Indications of urodynamics machine:
(1) Those who have difficulty urinating;
(2) Those with abnormal residual urine volume;
(3) Suspected neurogenic bladder;
(4) Frequent urination, urgency, and exclusion of infection;
(5) Patients with SUI and frequent urination, urgency, and exclusion of infection at the same time;
(6) For patients with uterine prolapse or vaginal bulge, it is recommended to perform a urodynamic test after the prolapse is returned;
(7) If the anti-urinary incontinence surgery is not effective or needs to be operated on again, the urodynamic examination is required for evaluation;
(8) For patients with stress urinary incontinence (SUI), especially older SUI patients or preoperative SUI patients, a urodynamic examination is recommended;
Equipment needed for urodynamics machine:
The equipment required for the urodynamic analyzer mainly includes 1000 ml of normal saline, 1 lidocaine gel (to reduce the pain that may occur when inserting the urinary tube), and 1 three-chamber urinary tube (used to connect the pump and the sensor, Measure intravesical pressure and urethral pressure), a dedicated anal canal (used to connect a sensor to measure abdominal pressure) and a urodynamic tester.
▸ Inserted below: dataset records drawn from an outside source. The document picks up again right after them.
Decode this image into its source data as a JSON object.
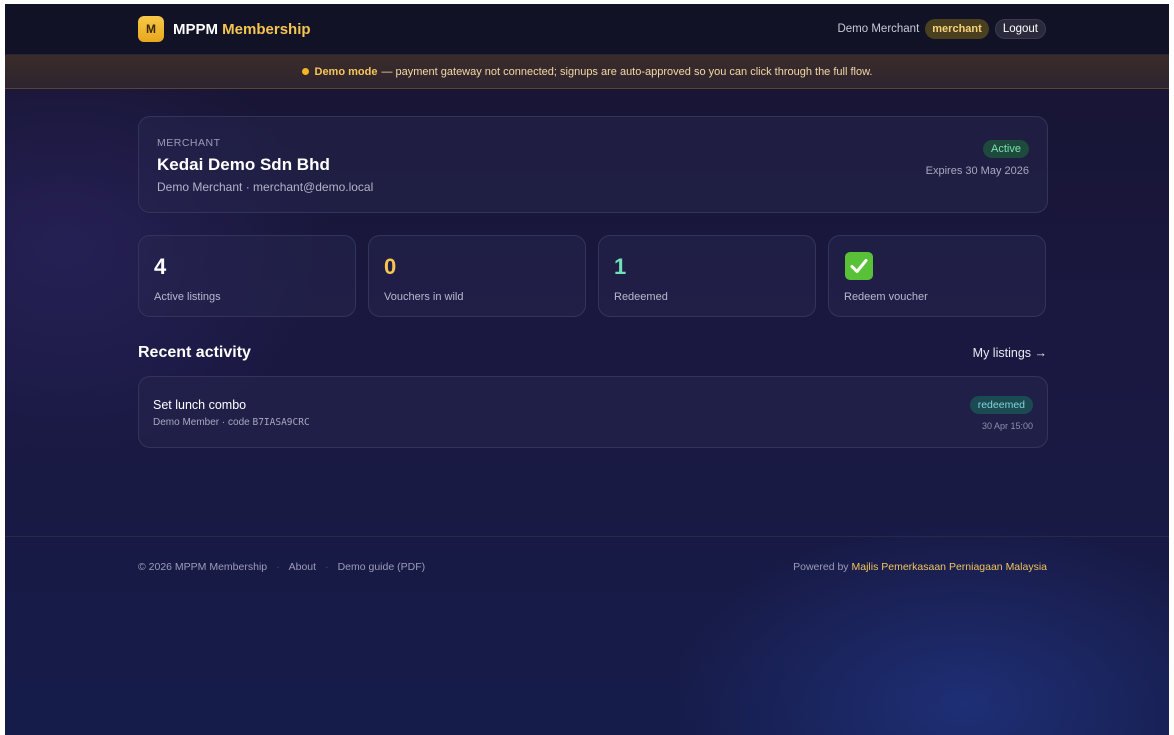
{
  "header": {
    "logo_letter": "M",
    "brand_part1": "MPPM",
    "brand_part2": "Membership",
    "user_name": "Demo Merchant",
    "role": "merchant",
    "logout_label": "Logout"
  },
  "banner": {
    "strong": "Demo mode",
    "text": "— payment gateway not connected; signups are auto-approved so you can click through the full flow."
  },
  "merchant": {
    "eyebrow": "MERCHANT",
    "name": "Kedai Demo Sdn Bhd",
    "subtitle": "Demo Merchant · merchant@demo.local",
    "status": "Active",
    "expiry": "Expires 30 May 2026"
  },
  "stats": [
    {
      "value": "4",
      "label": "Active listings",
      "color": "#ffffff"
    },
    {
      "value": "0",
      "label": "Vouchers in wild",
      "color": "#f5c451"
    },
    {
      "value": "1",
      "label": "Redeemed",
      "color": "#6fe0b8"
    },
    {
      "icon": "check-mark-icon",
      "label": "Redeem voucher",
      "color": "#59c137"
    }
  ],
  "activity": {
    "title": "Recent activity",
    "link_label": "My listings →",
    "items": [
      {
        "title": "Set lunch combo",
        "member": "Demo Member · code",
        "code": "B7IASA9CRC",
        "status": "redeemed",
        "time": "30 Apr 15:00"
      }
    ]
  },
  "footer": {
    "copyright": "© 2026 MPPM Membership",
    "about": "About",
    "guide": "Demo guide (PDF)",
    "powered_by": "Powered by",
    "org": "Majlis Pemerkasaan Perniagaan Malaysia"
  }
}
The basic process of urodynamics machine:
Before the urodynamic analyzer, the patient is instructed to empty the bladder. The inspection process mainly includes 6 steps:
(1) Insert a special urine tube and anal tube, measure the residual urine, and connect the corresponding sensor and pump.
(2) Slowly inject normal saline into the bladder, and always ask the patient how he feels. At the same time, the machine measures the bladder pressure and abdominal pressure and calculates the detrusor pressure.
(3) When the bladder is half full, the patient is instructed to do a cough to measure abdominal pressure and leakage point pressure.
(4) Let the patient urinate, and record the urine flow rate and the pressure of the detrusor muscle at the same time.
(5) Measure urethral pressure, urethral closure pressure, etc.
(6) Analyze the graphics and conclude.